さて、久しぶりに寒気につつまれた弊社の診療エリアではツルの家族連れが頻繁に目撃されるようになりました。出水のツル、見ごろです☆
ときには診療車のすぐ目の前にいることもあり、危険です。彼ら、あまり警戒心がありませんので(笑)

前回のコラムで紹介しましたが、ボツリヌス菌の産生する毒素にはA~F型まであり、ウシにはC、D型が、それ以外の4種類がヒトに対して毒性を発揮します。

芽胞に包まれた細菌はたたけません。

しかし、幸いなことに毒素自体は非常に弱小!

80℃で30分、もしくは100℃で10分加熱すれば毒素はその活性を失います。
「十分に火を通せばOK」というわけです。毒素さえ体内に侵入しなければ中毒はおこりませんし、たとえ芽胞が私たちの体内に入っても、腸内細菌さんたちが倒してくれるので安心です。ありがたや腸内細菌さま。

ただし、1歳未満の乳幼児は別問題です!
おとなと違って腸内細菌はまだまだ未熟。おなかの中もベイビーです。
細菌が侵入してしまえば、体内で増殖が進行し、それに伴って毒素がどんどん産生されます。

過去に問題となった食材は「ハチミツ」。
かつては離乳食としての需要もあったこの食材。しかし、ハチの体に付着した菌(芽胞)がハチミツに混じってしまうことも…。それをなめた乳児がボツリヌス症を発症してしまうという事故がアメリカで1976年に、日本では1986年に初めて報告されていて、「1歳未満の乳児にハチミツを与えないこと」という通達が翌年に厚生省(当時)から出されるほど。
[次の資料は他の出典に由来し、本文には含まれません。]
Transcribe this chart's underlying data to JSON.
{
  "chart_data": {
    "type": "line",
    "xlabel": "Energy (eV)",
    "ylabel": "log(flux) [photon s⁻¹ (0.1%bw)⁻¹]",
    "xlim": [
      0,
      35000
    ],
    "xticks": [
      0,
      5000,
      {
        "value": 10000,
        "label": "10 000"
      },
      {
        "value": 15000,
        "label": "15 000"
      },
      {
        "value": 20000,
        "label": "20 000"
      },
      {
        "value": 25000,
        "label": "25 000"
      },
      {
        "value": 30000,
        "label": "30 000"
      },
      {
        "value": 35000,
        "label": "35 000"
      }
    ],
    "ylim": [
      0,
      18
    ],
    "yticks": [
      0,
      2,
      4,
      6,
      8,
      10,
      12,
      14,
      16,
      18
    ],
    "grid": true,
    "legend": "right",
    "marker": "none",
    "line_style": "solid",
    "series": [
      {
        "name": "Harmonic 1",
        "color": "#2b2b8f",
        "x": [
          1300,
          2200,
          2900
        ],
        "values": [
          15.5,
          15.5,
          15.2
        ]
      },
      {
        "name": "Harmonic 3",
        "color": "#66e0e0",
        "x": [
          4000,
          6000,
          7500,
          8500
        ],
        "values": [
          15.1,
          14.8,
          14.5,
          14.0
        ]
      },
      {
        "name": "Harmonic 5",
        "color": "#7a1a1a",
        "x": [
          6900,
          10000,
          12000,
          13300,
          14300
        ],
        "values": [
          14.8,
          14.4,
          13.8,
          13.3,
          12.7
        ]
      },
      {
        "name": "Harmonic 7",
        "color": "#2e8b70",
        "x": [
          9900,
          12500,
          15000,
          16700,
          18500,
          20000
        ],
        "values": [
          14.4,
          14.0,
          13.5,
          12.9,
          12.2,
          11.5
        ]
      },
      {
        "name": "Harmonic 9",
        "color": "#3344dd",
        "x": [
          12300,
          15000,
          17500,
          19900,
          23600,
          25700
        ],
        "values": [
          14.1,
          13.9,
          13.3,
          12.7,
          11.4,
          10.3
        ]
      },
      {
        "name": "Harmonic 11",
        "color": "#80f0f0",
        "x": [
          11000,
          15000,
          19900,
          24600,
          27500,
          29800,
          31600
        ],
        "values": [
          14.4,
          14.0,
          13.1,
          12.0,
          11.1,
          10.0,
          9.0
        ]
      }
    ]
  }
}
さらに、1996年には「野菜スープ」が原因と推測されるボツリヌス中毒が発生。

土の中にも潜んでいるボツリヌス。おそらくは野菜表面に付着した菌が落ちておらず、スープに混じった可能性が濃厚です。野菜類はよーく、よーーーく洗って食べましょう。
もちろんハチミツも1歳未満の赤ちゃんには与えないでください。
 
 
あれ。
気が付けばヒトの中毒の話ばっかりになってしまいました。